院子里死一般的寂静。
所有人的目光都钉在林凡身上,眼神各异。
一大爷易中海的眼神里带着审视和疑惑,他在评估这个年轻人回来的分量。
贾张氏的哭嚎停了,一双三角眼里迸发出贪婪的光,上上下下地打量着林凡那身崭新的干部服,仿佛在估价。
恰好从后院出来的许大茂,看到林凡这副派头,眼里瞬间涌上毫不掩饰的嫉妒和不屑,撇了撇嘴。
林凡对这些目光视若无睹,他走到自家门前,掏出钥匙,打开了那把锈迹斑斑的锁。
“吱呀——”
一股子尘土和冷灶灰的混合气味呛得他直皱眉。屋里暗沉沉的,唯一的光源是糊着旧报纸的窗户。一张桌子瘸着腿,拿几块青砖垫着;墙角的米缸见了底,旁边扔着几个干瘪的、长了芽的土豆。风从窗户缝里钻进来,刮得人骨头缝都凉。
林凡的心,猛地一沉。
他对这个家的困境,有了更直观、更刺痛的认识。
“哥……”
一个怯生生的声音在身后响起。林小草小心翼翼地跟了进来,低着头,不敢看他。
她面黄肌瘦,头发枯黄,身上的衣服洗得发白,还打着好几个补丁,整个人比同龄的孩子要小上一圈。

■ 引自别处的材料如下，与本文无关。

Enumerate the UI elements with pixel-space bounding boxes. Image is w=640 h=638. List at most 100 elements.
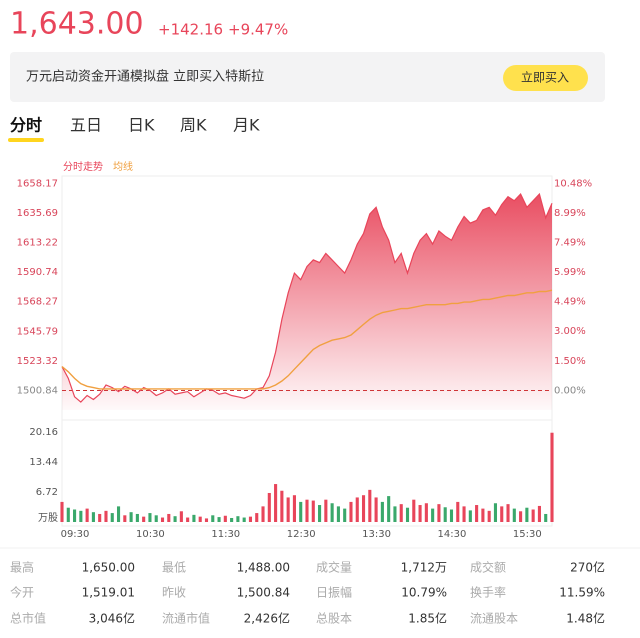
volume-bar [393, 506, 397, 522]
tab[interactable]: 月K [233, 116, 260, 135]
x-tick-label: 09:30 [61, 529, 90, 540]
volume-bar [73, 509, 77, 522]
line [61, 289, 553, 390]
volume-bar [91, 512, 95, 522]
y-tick-label: 20.16 [29, 427, 58, 438]
volume-bar [525, 507, 529, 522]
volume-bar [286, 497, 290, 522]
stat-value: 1,500.84 [237, 586, 290, 600]
volume-bar [79, 510, 83, 522]
volume-bar [192, 514, 196, 522]
stat-value: 3,046亿 [89, 611, 135, 626]
volume-bar [336, 506, 340, 522]
y-tick-label: 1590.74 [17, 267, 58, 278]
volume-bar [280, 490, 284, 522]
volume-bar [475, 505, 479, 522]
stat-label: 今开 [10, 585, 34, 600]
x-tick-label: 11:30 [211, 529, 240, 540]
volume-bar [468, 510, 472, 522]
stat-label: 流通市值 [162, 611, 210, 626]
volume-bar [154, 515, 158, 522]
volume-bar [248, 516, 253, 522]
stat-value: 11.59% [559, 586, 605, 600]
volume-bar [368, 489, 372, 522]
tab[interactable]: 日K [128, 116, 155, 135]
volume-bar [374, 497, 378, 522]
volume-bar [104, 510, 108, 522]
volume-bar [167, 513, 171, 522]
legend-label: 均线 [113, 160, 133, 173]
y2-tick-label: 10.48% [554, 178, 592, 189]
stat-value: 10.79% [401, 586, 447, 600]
volume-bar [487, 510, 491, 522]
x-tick-label: 14:30 [438, 529, 467, 540]
volume-bar [173, 516, 177, 522]
y2-tick-label: 5.99% [554, 267, 586, 278]
stat-label: 最低 [162, 561, 186, 575]
volume-bar [481, 508, 485, 522]
stat-value: 1,650.00 [82, 561, 135, 575]
volume-bar [116, 506, 121, 522]
buy-button-label[interactable]: 立即买入 [521, 70, 569, 85]
stat-label: 总股本 [316, 612, 352, 626]
volume-bar [380, 501, 384, 522]
stat-label: 昨收 [162, 586, 186, 600]
volume-bar [412, 499, 416, 522]
volume-bar [267, 492, 271, 522]
volume-bar [443, 507, 447, 522]
tab-underline [8, 138, 44, 142]
y2-tick-label: 0.00% [554, 385, 586, 396]
y-tick-label: 1523.32 [17, 356, 58, 367]
y-tick-label: 1635.69 [17, 208, 58, 219]
volume-bar [85, 508, 89, 522]
change-pct: +9.47% [228, 21, 288, 39]
tab[interactable]: 分时 [10, 116, 42, 135]
volume-bar [500, 506, 504, 522]
volume-bar [217, 517, 221, 522]
y-tick-label: 1545.79 [17, 326, 58, 337]
volume-bar [318, 505, 322, 522]
volume-bar [135, 513, 139, 522]
stat-label: 总市值 [10, 611, 46, 626]
volume-bar [98, 513, 102, 522]
volume-bar [343, 508, 347, 522]
volume-bar [261, 506, 265, 522]
volume-bar [537, 505, 541, 522]
volume-bar [242, 517, 246, 522]
volume-bar [110, 513, 114, 522]
volume-bar [148, 513, 152, 522]
change: +142.16 [158, 21, 223, 39]
stat-label: 成交量 [316, 560, 352, 575]
volume-bar [311, 500, 315, 522]
y-tick-label: 1500.84 [17, 385, 58, 396]
volume-bar [405, 507, 410, 522]
volume-bar [506, 504, 510, 522]
stat-value: 1,712万 [401, 561, 447, 575]
stat-label: 成交额 [470, 560, 506, 575]
volume-bar [160, 517, 165, 522]
stat-value: 1.85亿 [408, 611, 447, 626]
banner-text[interactable]: 万元启动资金开通模拟盘 立即买入特斯拉 [26, 69, 264, 85]
volume-bar [431, 508, 435, 522]
volume-bar [255, 513, 259, 522]
volume-bar [142, 516, 146, 522]
volume-bar [544, 513, 548, 522]
tab[interactable]: 周K [180, 116, 207, 135]
volume-bar [123, 515, 127, 522]
buy-button[interactable] [503, 65, 588, 91]
y2-tick-label: 7.49% [554, 237, 586, 248]
volume-bar [387, 496, 391, 522]
y2-tick-label: 4.49% [554, 297, 586, 308]
volume-bar [292, 495, 296, 522]
line [61, 192, 553, 403]
volume-bar [198, 516, 202, 522]
y-tick-label: 13.44 [29, 457, 58, 468]
volume-bar [418, 505, 422, 522]
volume-bar [305, 499, 309, 522]
tab[interactable]: 五日 [70, 116, 102, 135]
x-tick-label: 12:30 [287, 529, 316, 540]
volume-bar [399, 504, 403, 522]
y-tick-label: 1568.27 [17, 297, 58, 308]
y-tick-label: 6.72 [36, 487, 58, 498]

林凡转过身,看着眼前这个瘦弱的妹妹,前世孤身一人的他,心中最柔软的地方被狠狠地刺了一下。一股强烈的保护欲油然而生。
在这一刻,他才真正将林小草,当成了自己在这个世界上唯一的亲人。
“小草。”林凡走过去,宽厚温暖的大手,轻轻摸了摸妹妹的头,声音是从未有过的温柔,“哥回来了。以后有哥在,再也不会让你挨饿受欺负了。”

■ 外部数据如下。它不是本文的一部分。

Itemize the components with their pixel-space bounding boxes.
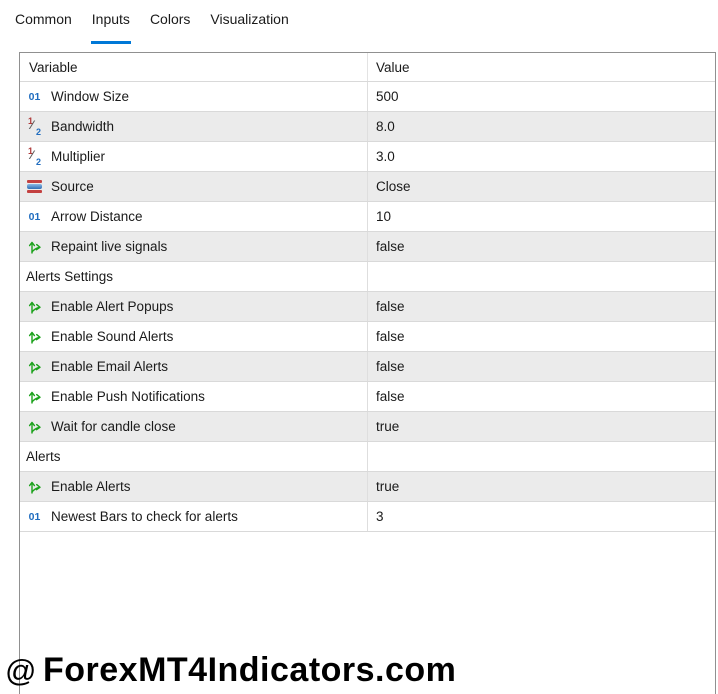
table-row[interactable]: Alerts Settings [20,262,715,292]
row-label: Newest Bars to check for alerts [51,509,238,524]
table-row[interactable]: Alerts [20,442,715,472]
watermark-at-symbol: @ [5,653,37,688]
row-label: Alerts [26,449,61,464]
bool-type-icon [26,478,43,495]
tab-visualization[interactable]: Visualization [210,11,289,27]
row-label: Bandwidth [51,119,115,134]
double-type-icon: 1 ⁄ 2 [28,116,41,137]
variable-cell: Wait for candle close [20,412,368,441]
table-row[interactable]: Enable Alert Popups false [20,292,715,322]
row-label: Repaint live signals [51,239,168,254]
row-label: Window Size [51,89,130,104]
int-type-icon: 01 [28,510,41,523]
row-value[interactable] [368,262,715,291]
tab-colors[interactable]: Colors [149,11,191,27]
row-value[interactable]: 8.0 [376,119,395,134]
bool-type-icon [26,418,43,435]
table-row[interactable]: Source Close [20,172,715,202]
column-header-value: Value [376,59,410,75]
variable-cell: 1 ⁄ 2 Multiplier [20,142,368,171]
variable-cell: Enable Alerts [20,472,368,501]
variable-cell: Source [20,172,368,201]
row-label: Enable Alerts [51,479,131,494]
int-type-icon: 01 [28,210,41,223]
double-type-icon: 1 ⁄ 2 [28,146,41,167]
variable-cell: Enable Push Notifications [20,382,368,411]
watermark: @ ForexMT4Indicators.com [5,651,456,690]
row-label: Multiplier [51,149,106,164]
row-value[interactable]: false [376,389,405,404]
bool-type-icon [26,328,43,345]
variable-cell: Enable Email Alerts [20,352,368,381]
row-value[interactable]: false [376,329,405,344]
table-row[interactable]: 01 Window Size 500 [20,82,715,112]
variable-cell: 01 Arrow Distance [20,202,368,231]
tab-common[interactable]: Common [15,11,72,27]
bool-type-icon [26,298,43,315]
row-value[interactable]: 500 [376,89,399,104]
column-header-variable: Variable [20,53,368,81]
table-row[interactable]: Enable Email Alerts false [20,352,715,382]
table-row[interactable]: 1 ⁄ 2 Multiplier 3.0 [20,142,715,172]
table-row[interactable]: Enable Alerts true [20,472,715,502]
variable-cell: 01 Window Size [20,82,368,111]
tab-inputs[interactable]: Inputs [90,9,131,44]
enum-type-icon [26,178,43,195]
row-value[interactable] [368,442,715,471]
int-type-icon: 01 [28,90,41,103]
row-label: Source [51,179,94,194]
row-value[interactable]: false [376,239,405,254]
table-header: Variable Value [20,53,715,82]
tab-bar: Common Inputs Colors Visualization [0,0,718,44]
inputs-table: Variable Value 01 Window Size 500 1 ⁄ 2 Ba… [19,52,716,694]
table-row[interactable]: Repaint live signals false [20,232,715,262]
watermark-text: ForexMT4Indicators.com [42,651,457,689]
row-value[interactable]: 3 [376,509,384,524]
row-label: Enable Email Alerts [51,359,169,374]
variable-cell: 1 ⁄ 2 Bandwidth [20,112,368,141]
row-label: Enable Sound Alerts [51,329,174,344]
variable-cell: 01 Newest Bars to check for alerts [20,502,368,531]
row-value[interactable]: false [376,299,405,314]
row-label: Enable Alert Popups [51,299,174,314]
bool-type-icon [26,388,43,405]
table-row[interactable]: 01 Newest Bars to check for alerts 3 [20,502,715,532]
table-row[interactable]: Enable Push Notifications false [20,382,715,412]
row-label: Enable Push Notifications [51,389,205,404]
row-value[interactable]: 3.0 [376,149,395,164]
row-label: Arrow Distance [51,209,143,224]
table-row[interactable]: 01 Arrow Distance 10 [20,202,715,232]
bool-type-icon [26,358,43,375]
row-value[interactable]: true [376,479,400,494]
variable-cell: Alerts [20,442,368,471]
variable-cell: Alerts Settings [20,262,368,291]
table-row[interactable]: Wait for candle close true [20,412,715,442]
row-value[interactable]: Close [376,179,411,194]
row-label: Alerts Settings [26,269,114,284]
table-row[interactable]: 1 ⁄ 2 Bandwidth 8.0 [20,112,715,142]
row-value[interactable]: 10 [376,209,392,224]
bool-type-icon [26,238,43,255]
variable-cell: Enable Alert Popups [20,292,368,321]
row-value[interactable]: false [376,359,405,374]
variable-cell: Enable Sound Alerts [20,322,368,351]
variable-cell: Repaint live signals [20,232,368,261]
table-body: 01 Window Size 500 1 ⁄ 2 Bandwidth 8.0 1 ⁄ 2… [20,82,715,532]
row-label: Wait for candle close [51,419,176,434]
table-row[interactable]: Enable Sound Alerts false [20,322,715,352]
row-value[interactable]: true [376,419,400,434]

林小草猛地抬起头,看着哥哥那张坚毅而温暖的脸,眼圈“唰”地一下就红了。她强忍着没让眼泪掉下来,只是用力地、用力地点了点头。
这个承诺,比任何山珍海味都让她感到安心。
兄妹俩坐在桌边,通过和小草断断续续的交谈,林凡拼凑出了这些年的真相。
父亲在他参军后不久,就在厂里出了工伤,没撑多久就去世了。厂里发下了一笔抚恤金,却被以一大爷易中海为首的几位大爷以“代为保管”、“主持公道”的名义,办白事、走人情,花得七七八八。
剩下的那点钱和票,根本不够兄妹俩生活。
而住在隔壁的贾家,更是把他们家当成了予取予求的粮仓。贾张氏隔三差五就上门“借”点棒子面,秦淮茹则带着棒梗来“串门”,顺手牵羊拿走几颗土豆。